Dans le cadre de cette lecture du livre de Todd, disons que je souscris pleinement à son assertion : « Le libre échange non régulé favorise aussi sûrement que l'autarcie totalitaire la haine entre les peuples ». Et je crois comme lui, et malheureusement, que le rôle dominant des enseignants au sein du PS empêche ce parti de se rendre compte in concreto du rôle néfaste de l'ouverture totale des marchés monétaires, financiers et commerciaux.
Chapitre 7. Quid de la lutte des classes ?
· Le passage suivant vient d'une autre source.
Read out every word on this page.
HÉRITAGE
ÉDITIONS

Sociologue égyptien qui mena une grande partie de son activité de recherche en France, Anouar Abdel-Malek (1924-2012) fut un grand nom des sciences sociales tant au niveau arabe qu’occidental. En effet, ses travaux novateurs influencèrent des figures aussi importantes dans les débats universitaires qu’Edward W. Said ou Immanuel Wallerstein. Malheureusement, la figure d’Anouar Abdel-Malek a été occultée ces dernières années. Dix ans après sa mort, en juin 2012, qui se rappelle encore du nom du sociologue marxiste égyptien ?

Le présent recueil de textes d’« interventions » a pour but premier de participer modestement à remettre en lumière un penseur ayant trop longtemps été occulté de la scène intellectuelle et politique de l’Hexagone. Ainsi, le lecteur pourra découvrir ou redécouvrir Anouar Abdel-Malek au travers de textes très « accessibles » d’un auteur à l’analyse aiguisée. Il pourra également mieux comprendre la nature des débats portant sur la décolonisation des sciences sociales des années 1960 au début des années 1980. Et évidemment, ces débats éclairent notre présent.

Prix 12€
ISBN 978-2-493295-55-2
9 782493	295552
Ici, il s'agit d'expliquer que la conscience de classes s'efface, alors que les différences de classes subsistent. Todd est en terrain glissant pour cela. Dans son chapitre 3, il expliquait en effet qu'une élite autarcique et autiste était née en France, à partir de la grande classe des diplômés du supérieur. Il explique maintenant que « l'accroissement des inégalités de revenus au sein du groupe statistique des 1% les plus privilégiés aide peut-être à comprendre pourquoi nos classes dirigeantes sont devenues des classes dérivantes, sans homogénéité, sans conscience de groupe et sans projet ». Il vilipende cette classe dominante et oisive qui cherche à payer moins d'impôts, désagrégeant ainsi l'Etat et la structure sociale. En réalité, les élites sont tout à fait actives dans la construction du projet européen, qui vise en effet à désagréger les états et les structures sociales, pour en recréer une autre.
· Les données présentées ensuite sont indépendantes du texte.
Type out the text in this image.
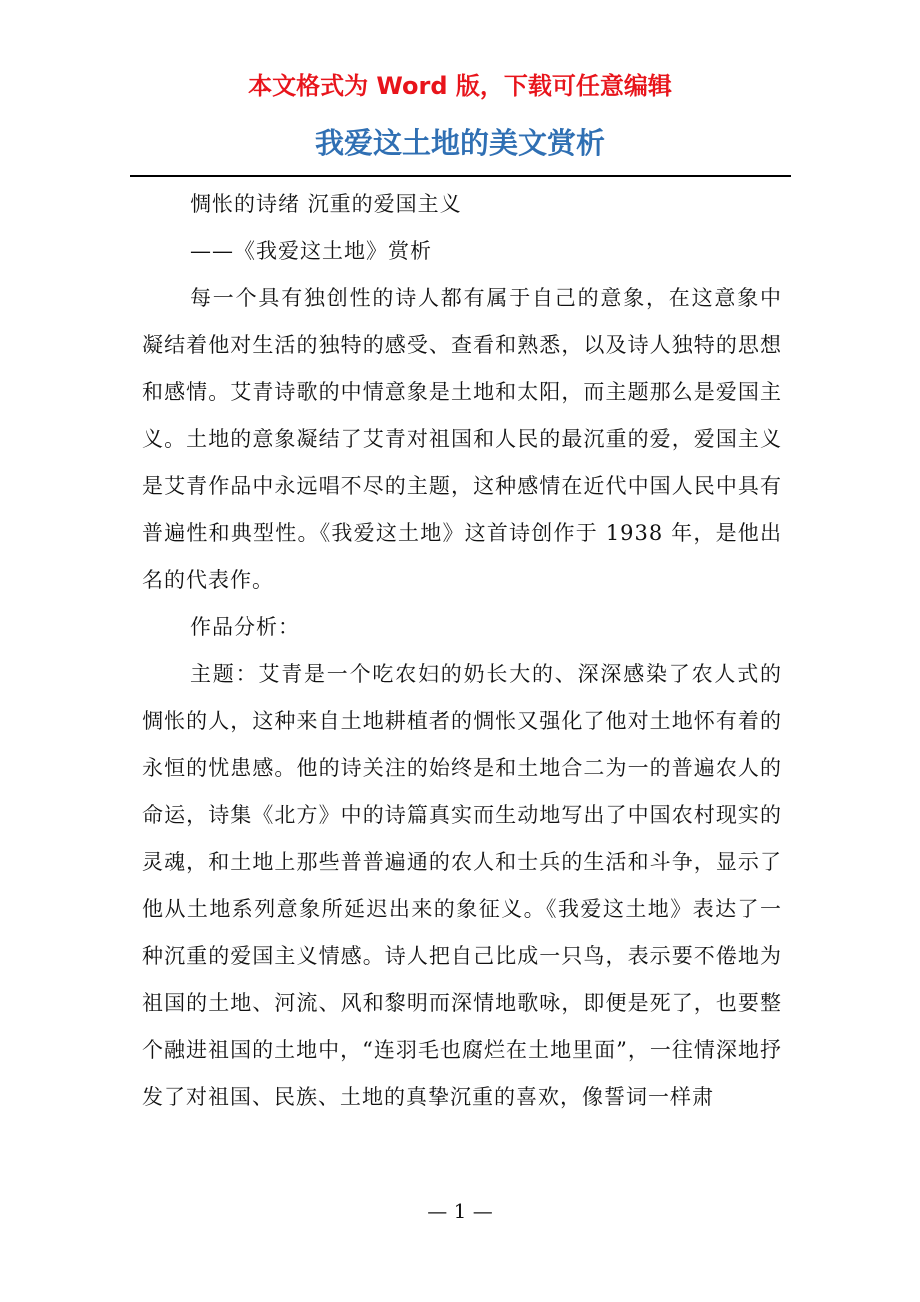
本文格式为 Word 版，下载可任意编辑
我爱这土地的美文赏析

惆怅的诗绪 沉重的爱国主义

——《我爱这土地》赏析

每一个具有独创性的诗人都有属于自己的意象，在这意象中凝结着他对生活的独特的感受、查看和熟悉，以及诗人独特的思想和感情。艾青诗歌的中情意象是土地和太阳，而主题那么是爱国主义。土地的意象凝结了艾青对祖国和人民的最沉重的爱，爱国主义是艾青作品中永远唱不尽的主题，这种感情在近代中国人民中具有普遍性和典型性。《我爱这土地》这首诗创作于 1938 年，是他出名的代表作。

作品分析：

主题：艾青是一个吃农妇的奶长大的、深深感染了农人式的惆怅的人，这种来自土地耕植者的惆怅又强化了他对土地怀有着的永恒的忧患感。他的诗关注的始终是和土地合二为一的普遍农人的命运，诗集《北方》中的诗篇真实而生动地写出了中国农村现实的灵魂，和土地上那些普普遍通的农人和士兵的生活和斗争，显示了他从土地系列意象所延迟出来的象征义。《我爱这土地》表达了一种沉重的爱国主义情感。诗人把自己比成一只鸟，表示要不倦地为祖国的土地、河流、风和黎明而深情地歌咏，即便是死了，也要整个融进祖国的土地中，“连羽毛也腐烂在土地里面”，一往情深地抒发了对祖国、民族、土地的真挚沉重的喜欢，像誓词一样肃

— 1 —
Mais comme Todd ne veut pas voir cette explication pourtant évidente, il est obligé de recourir à des arguments boiteux et à se contredire d'un chapitre à l'autre, présentant des élites d'abord très unies en chapitre 3 puis au contraire anomiques et éclatées au chapitre 7. L'explication par le projet européen est pourtant bien plus adéquate et éclairante, mais comme Todd s'est rallié à cette chose, il ne peut évidemment pas même l'évoquer.
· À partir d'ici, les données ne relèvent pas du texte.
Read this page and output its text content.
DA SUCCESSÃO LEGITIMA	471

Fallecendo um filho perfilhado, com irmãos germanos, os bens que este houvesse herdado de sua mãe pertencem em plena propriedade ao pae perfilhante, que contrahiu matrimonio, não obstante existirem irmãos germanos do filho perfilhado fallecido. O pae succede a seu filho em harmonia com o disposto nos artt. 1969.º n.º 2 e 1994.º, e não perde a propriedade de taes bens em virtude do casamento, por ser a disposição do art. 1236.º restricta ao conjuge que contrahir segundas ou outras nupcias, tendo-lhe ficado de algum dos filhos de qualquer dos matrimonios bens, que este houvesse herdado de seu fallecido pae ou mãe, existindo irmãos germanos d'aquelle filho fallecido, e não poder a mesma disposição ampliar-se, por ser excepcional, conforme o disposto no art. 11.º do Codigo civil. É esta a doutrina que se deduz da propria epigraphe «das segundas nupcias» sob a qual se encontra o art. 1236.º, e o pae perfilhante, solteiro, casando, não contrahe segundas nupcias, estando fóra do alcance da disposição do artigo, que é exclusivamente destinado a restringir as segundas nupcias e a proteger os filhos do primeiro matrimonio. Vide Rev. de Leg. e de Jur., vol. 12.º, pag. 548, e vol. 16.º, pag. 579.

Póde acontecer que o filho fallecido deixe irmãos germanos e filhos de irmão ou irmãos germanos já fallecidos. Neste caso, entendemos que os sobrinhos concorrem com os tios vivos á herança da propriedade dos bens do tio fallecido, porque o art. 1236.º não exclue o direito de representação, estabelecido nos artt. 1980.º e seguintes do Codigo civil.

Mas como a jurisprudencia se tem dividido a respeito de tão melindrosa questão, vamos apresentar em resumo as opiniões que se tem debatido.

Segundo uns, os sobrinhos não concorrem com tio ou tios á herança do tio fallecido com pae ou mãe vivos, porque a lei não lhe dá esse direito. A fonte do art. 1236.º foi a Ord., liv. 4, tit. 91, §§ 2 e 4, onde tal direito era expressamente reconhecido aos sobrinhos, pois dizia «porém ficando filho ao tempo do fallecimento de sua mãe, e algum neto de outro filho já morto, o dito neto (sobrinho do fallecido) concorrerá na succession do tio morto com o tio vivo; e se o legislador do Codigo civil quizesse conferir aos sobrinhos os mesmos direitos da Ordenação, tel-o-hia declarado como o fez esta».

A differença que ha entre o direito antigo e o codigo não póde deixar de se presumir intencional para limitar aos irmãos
On relève quand même un passage intéressant sur la persistance de phénomènes de classes dans le vote, avec un lien entre la proportion d'étudiants (inquiets pour la valeur future de leurs diplômes) et le vote à gauche lors des municipales. Ce passage complète bien le rappel du fait que, globalement, Sarkozy a été élu par les personnes âgées, dont les revenus ne dépendent plus directement de l'activité économique. On voit d'ailleurs par là que si les analyses anthropologiques de Todd sont parfois éclairantes, un peu de sociologie proto-marxiste à base de catégories socio-professionnelles fonctionne aussi correctement.
Todd est donc confiant pour l'avenir, les logiques de classes et économiques reprendront le dessus. Pour le moment, elles semblent anesthésiées (il feint de ne pas voir qu'il s'agit en grande partie d'une conséquence du choix européen, mais peu importe).